Jewelry art probably suffered more significant damage during the time of massive sales of cultural heritage by the Soviet government in the 1920-1930s than any other field of art. The acute shortage of funds faced by the young Soviet power gave birth to the idea of solving financial problems at the expense of cultural valuables, which led to a gaping lacunae in the history of art in general and of Russian jewelry art in particular. The Russian jewelry industry was unparalleled in the second half of the 19th century and early 20th century. Advances in production, as well as increased demand for valuables, led to the creation of true masterpieces in the jewelry field. Ten to twenty years later, the jewels were barbarically ripped out of these works of art. In the best cases, these invaluable monuments of art were sold abroad. The famous Easter eggs made by the House of Fabergé — one of the most outstanding examples of Russian jewelry art — were among the masterpieces made with precious stones and metals that were stolen from national treasuries and museums.
The Fabergé phenomenon interests people to this day.
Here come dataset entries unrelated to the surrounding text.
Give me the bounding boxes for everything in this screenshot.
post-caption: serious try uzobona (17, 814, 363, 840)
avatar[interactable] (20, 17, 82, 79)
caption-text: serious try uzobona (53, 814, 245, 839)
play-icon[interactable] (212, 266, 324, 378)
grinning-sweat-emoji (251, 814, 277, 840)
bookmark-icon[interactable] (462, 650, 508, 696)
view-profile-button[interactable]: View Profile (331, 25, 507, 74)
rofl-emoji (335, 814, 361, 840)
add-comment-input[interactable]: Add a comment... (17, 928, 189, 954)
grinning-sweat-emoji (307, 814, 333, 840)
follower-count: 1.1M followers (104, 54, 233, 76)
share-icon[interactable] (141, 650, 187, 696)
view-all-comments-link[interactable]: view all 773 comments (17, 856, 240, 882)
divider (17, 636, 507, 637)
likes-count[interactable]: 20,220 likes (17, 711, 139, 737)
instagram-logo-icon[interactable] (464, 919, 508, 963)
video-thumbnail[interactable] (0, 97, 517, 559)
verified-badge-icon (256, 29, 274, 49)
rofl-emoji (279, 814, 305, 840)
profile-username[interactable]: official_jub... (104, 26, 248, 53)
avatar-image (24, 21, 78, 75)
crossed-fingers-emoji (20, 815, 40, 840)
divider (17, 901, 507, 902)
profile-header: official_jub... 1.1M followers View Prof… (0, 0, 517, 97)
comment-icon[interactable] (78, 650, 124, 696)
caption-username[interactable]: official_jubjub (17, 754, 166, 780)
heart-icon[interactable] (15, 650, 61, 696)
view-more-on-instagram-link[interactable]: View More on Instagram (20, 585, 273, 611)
The jewelry company established by Carl Fabergé in St. Petersburg in the last quarter of the 19th century had a well-established structure and huge creative potential. The firm very quickly won worldwide recognition. The Fabergé style is inextricably linked with the aesthetics of historicism. The great jeweler formed his artistic tastes in the second half of the 19th century, when the trend was to pay special attention to the cultural heritage of previous eras. Carl Fabergé, being a dedicated fan of classic styles, was no exception. A perfect example is his Cockerel Egg, one of the centerpieces of the museum’s collection. The egg was given by Tsar Nicholas II as an Easter gift to his mother, the Empress Maria Fyodoronova, in 1900, and became a kind of tribute to the outgoing 19th century. Fabergé intricately mixed historical styles when designing the egg, creating a combination which was surprisingly harmoniously and simultaneously colorful, decorative and elegant in a Russian way. The unexpected juxtaposition of baroque plasticity, the graphic style of Louis XVI, and oriental motifs made the Cockerel Egg practically the benchmark work of art of the era of Historicism.
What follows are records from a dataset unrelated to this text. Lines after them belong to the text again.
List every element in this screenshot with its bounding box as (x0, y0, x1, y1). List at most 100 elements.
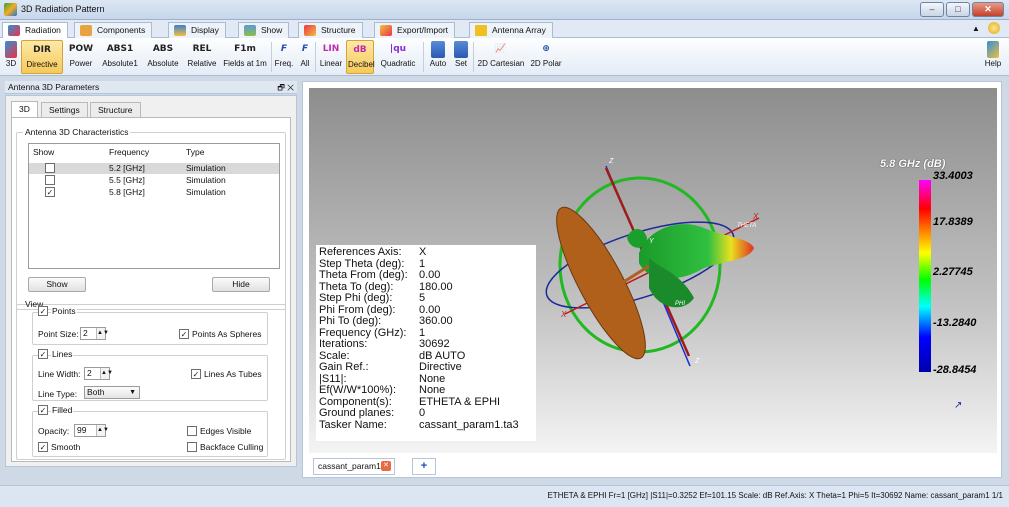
line-width-label: Line Width: (38, 369, 81, 379)
tab-display[interactable]: Display (168, 22, 226, 38)
power-button[interactable]: POW Power (65, 40, 97, 74)
info-key: Step Phi (deg): (319, 292, 393, 304)
close-tab-icon[interactable]: ✕ (381, 461, 391, 471)
fields-at-1m-button[interactable]: F1m Fields at 1m (221, 40, 269, 74)
ribbon-separator (473, 42, 474, 72)
points-as-spheres-checkbox[interactable]: ✓ (179, 329, 189, 339)
panel-float-close-icons[interactable]: 🗗 ✕ (277, 81, 294, 94)
line-type-label: Line Type: (38, 389, 78, 399)
spinner-arrows-icon[interactable]: ▲▼ (96, 328, 109, 339)
help-bulb-icon[interactable] (988, 22, 1000, 34)
all-freq-icon: F (301, 44, 309, 54)
panel-title: Antenna 3D Parameters (8, 82, 100, 92)
minimize-button[interactable]: – (920, 2, 944, 17)
show-checkbox[interactable] (45, 175, 55, 185)
tab-radiation[interactable]: Radiation (2, 22, 68, 39)
info-key: Theta From (deg): (319, 269, 408, 281)
legend-value: 2.27745 (933, 266, 973, 278)
opacity-spinner[interactable]: 99 ▲▼ (74, 424, 109, 437)
relative-button[interactable]: REL Relative (184, 40, 220, 74)
show-button[interactable]: Show (28, 277, 86, 292)
absolute-button[interactable]: ABS Absolute (143, 40, 183, 74)
collapse-ribbon-icon[interactable]: ▲ (972, 24, 980, 33)
z-axis-label-bottom: Z (695, 358, 700, 365)
ribbon-separator (271, 42, 272, 72)
absolute1-button[interactable]: ABS1 Absolute1 (98, 40, 142, 74)
tab-structure[interactable]: Structure (298, 22, 363, 38)
tab-export-import[interactable]: Export/Import (374, 22, 456, 38)
info-value: 360.00 (419, 315, 453, 327)
antenna-array-icon (475, 25, 487, 36)
auto-button[interactable]: Auto (426, 40, 450, 74)
lines-checkbox[interactable]: ✓ (38, 349, 48, 359)
tab-settings[interactable]: Settings (41, 102, 88, 117)
side-lobe (627, 229, 647, 248)
quadratic-button[interactable]: |qu Quadratic (376, 40, 420, 74)
info-row: Phi To (deg): 360.00 (319, 315, 536, 328)
title-bar: 3D Radiation Pattern – □ ✕ (0, 0, 1009, 20)
2d-polar-button[interactable]: ⊕ 2D Polar (528, 40, 564, 74)
relative-icon: REL (192, 44, 212, 54)
parameters-info-box: References Axis: X Step Theta (deg): 1 Theta… (316, 245, 536, 441)
button-label: Power (69, 59, 93, 68)
button-label: Relative (187, 59, 217, 68)
hide-button[interactable]: Hide (212, 277, 270, 292)
maximize-button[interactable]: □ (946, 2, 970, 17)
point-size-label: Point Size: (38, 329, 79, 339)
info-value: None (419, 384, 446, 396)
edges-visible-checkbox[interactable] (187, 426, 197, 436)
decibel-button[interactable]: dB Decibel (346, 40, 375, 74)
show-checkbox[interactable] (45, 163, 55, 173)
backface-culling-checkbox[interactable] (187, 442, 197, 452)
button-label: Fields at 1m (223, 59, 267, 68)
smooth-checkbox[interactable]: ✓ (38, 442, 48, 452)
tab-antenna-array[interactable]: Antenna Array (469, 22, 553, 38)
linear-button[interactable]: LIN Linear (318, 40, 344, 74)
legend-max-value: 33.4003 (933, 170, 973, 182)
line-type-dropdown[interactable]: Both ▼ (84, 386, 140, 399)
spinner-arrows-icon[interactable]: ▲▼ (100, 368, 113, 379)
tab-label: Components (97, 25, 146, 35)
directive-button[interactable]: DIR Directive (21, 40, 63, 74)
tab-components[interactable]: Components (74, 22, 153, 38)
points-checkbox[interactable]: ✓ (38, 306, 48, 316)
filled-checkbox[interactable]: ✓ (38, 405, 48, 415)
show-checkbox[interactable]: ✓ (45, 187, 55, 197)
info-value: Directive (419, 361, 462, 373)
info-row: Step Phi (deg): 5 (319, 292, 536, 305)
tab-structure-panel[interactable]: Structure (90, 102, 141, 117)
button-label: 2D Cartesian (477, 59, 525, 68)
spinner-arrows-icon[interactable]: ▲▼ (96, 425, 109, 436)
3d-button[interactable]: 3D (2, 40, 20, 74)
button-label: Directive (26, 60, 58, 69)
legend-value: 17.8389 (933, 216, 973, 228)
new-tab-button[interactable]: + (412, 458, 436, 475)
button-label: Help (984, 59, 1002, 68)
all-button[interactable]: F All (297, 40, 313, 74)
button-label: Decibel (348, 60, 375, 69)
table-row[interactable]: 5.2 [GHz] Simulation (29, 163, 279, 174)
set-button[interactable]: Set (451, 40, 471, 74)
point-size-spinner[interactable]: 2 ▲▼ (80, 327, 109, 340)
info-key: Phi To (deg): (319, 315, 382, 327)
table-row[interactable]: 5.5 [GHz] Simulation (29, 175, 279, 186)
tab-3d[interactable]: 3D (11, 101, 38, 118)
freq-button[interactable]: F Freq. (273, 40, 295, 74)
absolute-icon: ABS (152, 44, 174, 54)
info-value: 5 (419, 292, 426, 304)
lines-as-tubes-checkbox[interactable]: ✓ (191, 369, 201, 379)
close-button[interactable]: ✕ (972, 2, 1004, 17)
tab-show[interactable]: Show (238, 22, 290, 38)
structure-icon (304, 25, 316, 36)
document-tab-label: cassant_param1 (318, 461, 381, 471)
show-icon (244, 25, 256, 36)
frequency-cell: 5.5 [GHz] (109, 175, 145, 185)
2d-cartesian-button[interactable]: 📈 2D Cartesian (476, 40, 526, 74)
info-key: Ef(W/W*100%): (319, 384, 397, 396)
line-width-spinner[interactable]: 2 ▲▼ (84, 367, 113, 380)
document-tab[interactable]: cassant_param1 ✕ (313, 458, 395, 475)
set-scale-icon (454, 41, 468, 58)
table-row[interactable]: ✓ 5.8 [GHz] Simulation (29, 187, 279, 198)
info-row: Ef(W/W*100%): None (319, 384, 536, 397)
help-button[interactable]: Help (982, 40, 1004, 74)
The House of Fabergé created goods of all different denominations, from relatively simple products to very unique works of art. The best pieces, of course, were the items made to order for rulers and the aristocracy, but this connection with the imperial house and the high society of pre-revolutionary Russia subsequently played a fatal role for the House of Fabergé’s heritage. In the 1920-1930's, during the mass sale of property and masterpieces from museums confiscated by the Soviet government, a huge number of works with the Fabergé brand were either destroyed or sold abroad. This is why the most significant collection of works by the famous St. Petersburg jewelry house was started outside Russia.
In 1960, the American media magnate Malcolm Forbes (1919-1990) purchased a gold Fabergé cigarette case at an antique gallery. Forbes was a passionate collector of Fabergé rarities over the next thirty years, amassing a collection of more than three hundred Fabergé pieces. But following his death, his unique collection started to be sold off. First single pieces began to appear at auctions, but then the whole Forbes collection was put on sale by his heirs in February 2004. The integrity of this unique art was saved only by the Russian businessman Viktor Vekselberg, who completely bought out the Forbes collection, thereby re-filling a once-devastated niche in the cultural heritage of Russia.
Mr. Vekselberg established the Link of Times Foundation, which today possesses the Fabergé collection. This collection is unique in its size, typological and stylistic diversity, and is noteworthy for the highest level of mastery of its works, many of which have memorial significance. The core of the collection are the Easter eggs created by the orders of the Russian Emperor Alexander III (1845-1894) for his wife Maria Fyodorovna and his son, and by his successor, Nicholas II (1868-1918), for his mother and for his wife - the last Russian Empress, Alexandra Fyodorovna, the fourth daughter of Louis IV, Grande Duke of Hesse-Darmstadt.
The longtime Christian custom of giving dyed and painted Easter eggs became a real industry in the second half of the 19th century in Russia. Luxurious eggs made from porcelain, glass, semi-precious stones, and precious metals became real works of art. Fabergé Easter eggs, which were unparalleled in the originality of their ideas and craftsmanship, were the highest achievement of this genre.